(Ciclo B – Domingo 17 do T. Comum…)
“MULTIPLICAÇÃO”… OU “DIVISÃO”?
É evidente que Jesus, ao realizar os milagres da “multiplicação dos alimentos” – ao menos por duas vezes segundo os relatos evangélicos – não teve em conta o episódio do profeta Eliseu, escrito vários séculos atrás, e descrito na primeira leitura de hoje… Isto, suposto que Ele pudesse lembrá-lo naquele momento… E é ainda mais impensável que Jesus copiasse aquele incidente da vida de Eliseu, até porque «nunca se viu que o “original” pudesse ser uma cópia da “cópia”» (!?). Foi só “pura e providencial” coincidência!
É que aquele evento profético só podia ser… isso mesmo, uma “figura profética”, uma espécie de “sonho antecipado” de uma realidade só possível a partir dos «tempos messiânicos»… Mas, vejamos, antes de mais, o tal relato, em todo o seu singelo realismo: “Veio um homem da povoação de Baal-Salisa e trouxe a Eliseu, o homem de Deus, pão feito com os primeiros frutos da colheita. Eram vinte pães de cevada e trigo novo no seu alforge. Eliseu disse: «Dá-os a comer a essa gente». O servo respondeu: «Como posso com isto dar de comer a cem pessoas?». Eliseu insistiu: «Dá-os a comer a essa gente, porque assim fala o Senhor: ‘Comerão e ainda há de sobrar’»”… (2 Rs 4 / 1ª L.).

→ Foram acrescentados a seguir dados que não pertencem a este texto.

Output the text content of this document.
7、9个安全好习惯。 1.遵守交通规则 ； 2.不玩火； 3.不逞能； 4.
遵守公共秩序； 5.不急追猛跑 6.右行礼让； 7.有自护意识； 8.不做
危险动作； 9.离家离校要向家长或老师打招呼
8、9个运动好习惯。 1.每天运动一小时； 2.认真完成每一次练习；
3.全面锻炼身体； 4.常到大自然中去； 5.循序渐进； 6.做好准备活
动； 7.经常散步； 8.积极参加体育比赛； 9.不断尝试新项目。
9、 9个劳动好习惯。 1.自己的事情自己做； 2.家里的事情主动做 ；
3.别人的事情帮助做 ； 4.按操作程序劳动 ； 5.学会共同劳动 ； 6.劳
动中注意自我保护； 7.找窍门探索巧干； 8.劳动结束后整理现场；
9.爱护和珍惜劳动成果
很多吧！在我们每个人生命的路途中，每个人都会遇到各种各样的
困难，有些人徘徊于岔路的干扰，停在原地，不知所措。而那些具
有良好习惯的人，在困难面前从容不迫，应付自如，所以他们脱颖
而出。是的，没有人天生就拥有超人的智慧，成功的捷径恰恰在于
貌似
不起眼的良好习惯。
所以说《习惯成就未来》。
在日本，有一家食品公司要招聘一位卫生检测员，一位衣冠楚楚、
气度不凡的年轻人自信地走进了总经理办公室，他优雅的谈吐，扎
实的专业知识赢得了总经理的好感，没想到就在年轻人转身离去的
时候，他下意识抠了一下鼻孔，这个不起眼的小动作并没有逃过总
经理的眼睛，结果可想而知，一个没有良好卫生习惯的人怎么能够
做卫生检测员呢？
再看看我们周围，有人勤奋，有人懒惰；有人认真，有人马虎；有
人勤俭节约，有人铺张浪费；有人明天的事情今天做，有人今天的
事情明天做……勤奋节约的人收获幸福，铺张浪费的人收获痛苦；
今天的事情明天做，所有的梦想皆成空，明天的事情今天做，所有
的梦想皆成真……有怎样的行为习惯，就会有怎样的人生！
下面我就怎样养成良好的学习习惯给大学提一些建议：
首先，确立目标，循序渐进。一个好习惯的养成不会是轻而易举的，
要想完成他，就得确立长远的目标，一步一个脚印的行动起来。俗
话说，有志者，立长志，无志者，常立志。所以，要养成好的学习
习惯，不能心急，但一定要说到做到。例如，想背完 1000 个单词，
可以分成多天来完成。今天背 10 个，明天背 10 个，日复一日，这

Quem é que não vê o perfeito paralelismo existente entre uma e outra “multiplicação” (a de Jesus e a de Eliseu), mesmo tão afastadas no tempo? Porém, vale a pena tentarmos identificar “outros paralelismos” específicos, nelas contidos, que nos podem passar despercebidos, mesmo que sejam fundamentais para compreender a atitude de Jesus e o significado dos “sinais” que os Seus milagres “refletem”.
Nos milagres do género da “multiplicação dos pães e dos peixes”, ouvimos já dizer, certamente, que o “sinal” (ou a lição) que se pretende transmitir é uma exortação à “solidariedade”, ou então, uma incitação à “partilha de bens”. Ora bem, quer no caso do “servo de Eliseu” quer no caso dos “discípulos de Jesus”, o inicial ceticismo incrédulo é o mesmo: “O que é isto para alimentar tanta gente?”. Mas, perante a insistência de Jesus (ou de Eliseu, no seu caso) aquela “insignificante quantidade” dá-se, oferece-se, partilha-se… E o milagre acontece!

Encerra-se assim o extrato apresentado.